On a road trip to visit my sister in North Carolina, I told my mom, Patsy, that I wanted a children’s book to explain the phenomenon of the periodical cicadas to Evie. There were some non-fiction books available, but I wanted something fun and light. My mom turned to me and said, “Well, we have eight hours in the car right now. Let’s write it!” I dug through my purse and found a pen, but we didn’t have any paper in the car. I found an empty cereal box on the floor (sometimes it helps to have a messy car) and tore it in half. We composed the book on scraps of cardboard while Evie played with her Polly Pocket dolls in the back of the car.

Cecily Cicada is the story of a fictional cicada named Cecily. She starts off in her “dreary, earthen hole ‘neath the sassafras tree” and tries to entertain herself as she waits seventeen years to rise to the surface of the ground. Then, one evening in May “she awoke with a start. This was the moment, she knew in her heart!” She digs to the surface and climbs up the sassafras tree to shed her exoskeleton. The story continues with Cecily learning to fly and listening to the “glorious sound” of the other cicadas.

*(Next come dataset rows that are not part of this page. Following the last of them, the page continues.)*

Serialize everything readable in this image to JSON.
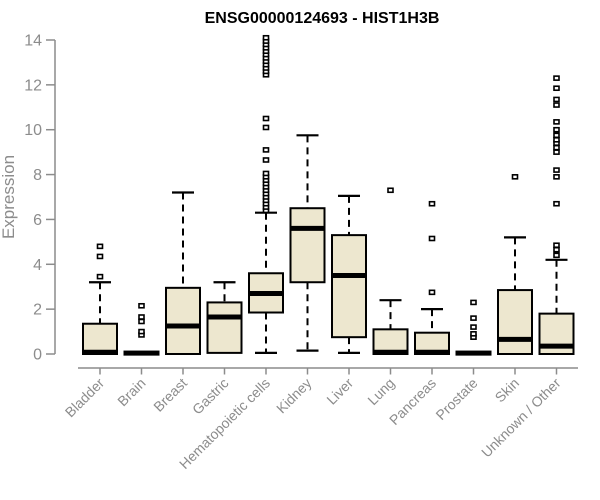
{
  "chart_data": {
    "type": "boxplot",
    "title": "ENSG00000124693 - HIST1H3B",
    "ylabel": "Expression",
    "xlabel": "",
    "ylim": [
      0,
      14
    ],
    "yticks": [
      0,
      2,
      4,
      6,
      8,
      10,
      12,
      14
    ],
    "grid": false,
    "legend": "none",
    "background": "#FFFFFF",
    "box_fill": "#EDE7CF",
    "box_stroke": "#000000",
    "axis_color": "#8C8C8C",
    "categories": [
      "Bladder",
      "Brain",
      "Breast",
      "Gastric",
      "Hematopoietic cells",
      "Kidney",
      "Liver",
      "Lung",
      "Pancreas",
      "Prostate",
      "Skin",
      "Unknown / Other"
    ],
    "series": [
      {
        "category": "Bladder",
        "whisker_low": 0,
        "q1": 0,
        "median": 0.08,
        "q3": 1.35,
        "whisker_high": 3.2,
        "outliers": [
          3.45,
          4.35,
          4.8
        ]
      },
      {
        "category": "Brain",
        "whisker_low": 0,
        "q1": 0,
        "median": 0.04,
        "q3": 0.1,
        "whisker_high": 0.1,
        "outliers": [
          0.85,
          1.0,
          1.45,
          1.65,
          2.15
        ]
      },
      {
        "category": "Breast",
        "whisker_low": 0,
        "q1": 0,
        "median": 1.25,
        "q3": 2.95,
        "whisker_high": 7.2,
        "outliers": []
      },
      {
        "category": "Gastric",
        "whisker_low": 0,
        "q1": 0.05,
        "median": 1.65,
        "q3": 2.3,
        "whisker_high": 3.2,
        "outliers": []
      },
      {
        "category": "Hematopoietic cells",
        "whisker_low": 0.05,
        "q1": 1.85,
        "median": 2.7,
        "q3": 3.6,
        "whisker_high": 6.3,
        "outliers": [
          6.4,
          6.55,
          6.7,
          6.85,
          7.0,
          7.15,
          7.3,
          7.45,
          7.6,
          7.75,
          7.9,
          8.05,
          8.65,
          9.1,
          10.1,
          10.5,
          12.45,
          12.6,
          12.75,
          12.9,
          13.05,
          13.2,
          13.35,
          13.5,
          13.65,
          13.8,
          13.95,
          14.1
        ]
      },
      {
        "category": "Kidney",
        "whisker_low": 0.15,
        "q1": 3.2,
        "median": 5.6,
        "q3": 6.5,
        "whisker_high": 9.75,
        "outliers": []
      },
      {
        "category": "Liver",
        "whisker_low": 0.05,
        "q1": 0.75,
        "median": 3.5,
        "q3": 5.3,
        "whisker_high": 7.05,
        "outliers": []
      },
      {
        "category": "Lung",
        "whisker_low": 0,
        "q1": 0,
        "median": 0.08,
        "q3": 1.1,
        "whisker_high": 2.4,
        "outliers": [
          7.3
        ]
      },
      {
        "category": "Pancreas",
        "whisker_low": 0,
        "q1": 0,
        "median": 0.08,
        "q3": 0.95,
        "whisker_high": 2.0,
        "outliers": [
          2.75,
          5.15,
          6.7
        ]
      },
      {
        "category": "Prostate",
        "whisker_low": 0,
        "q1": 0,
        "median": 0.04,
        "q3": 0.1,
        "whisker_high": 0.1,
        "outliers": [
          0.75,
          0.9,
          1.2,
          1.6,
          2.3
        ]
      },
      {
        "category": "Skin",
        "whisker_low": 0,
        "q1": 0,
        "median": 0.65,
        "q3": 2.85,
        "whisker_high": 5.2,
        "outliers": [
          7.9
        ]
      },
      {
        "category": "Unknown / Other",
        "whisker_low": 0,
        "q1": 0,
        "median": 0.35,
        "q3": 1.8,
        "whisker_high": 4.2,
        "outliers": [
          4.4,
          4.65,
          4.85,
          6.7,
          7.9,
          8.2,
          9.0,
          9.2,
          9.4,
          9.55,
          9.75,
          10.0,
          10.35,
          11.1,
          11.35,
          11.85,
          12.3
        ]
      }
    ]
  }
}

By using rhyme and whimsical illustrations, we made Cecily’s story fun for young children. We also wanted them to consider how special it is to get to see the cicadas. At the end, we write:

When you see a cicada please give her a smile

‘Cause you may not see one again for a while.

Just look at the grown-up who’s reading to you;

When the cicadas come back, you’ll be grown up too!

Reading Cecily Cicada may not be enough to help adults who suffer from real phobias of bugs. But for young children looking to understand the cicadas, it might just help. Because writing Cecily Cicada got me excited about the coming cicadas, Evie became excited about them too. By the time Brood X left, she was declaring that she wanted to be an entomologist when she grew up.

Now Evie is eleven years old. She dreams of being an actress instead of an entomologist, but she has maintained a healthy relationship with bugs. Unfortunately, we live in Colorado and will miss the “cicada apocalypse” coming to the east coast this spring. But I hope that Cecily Cicada will help some children out there to understand these special creatures.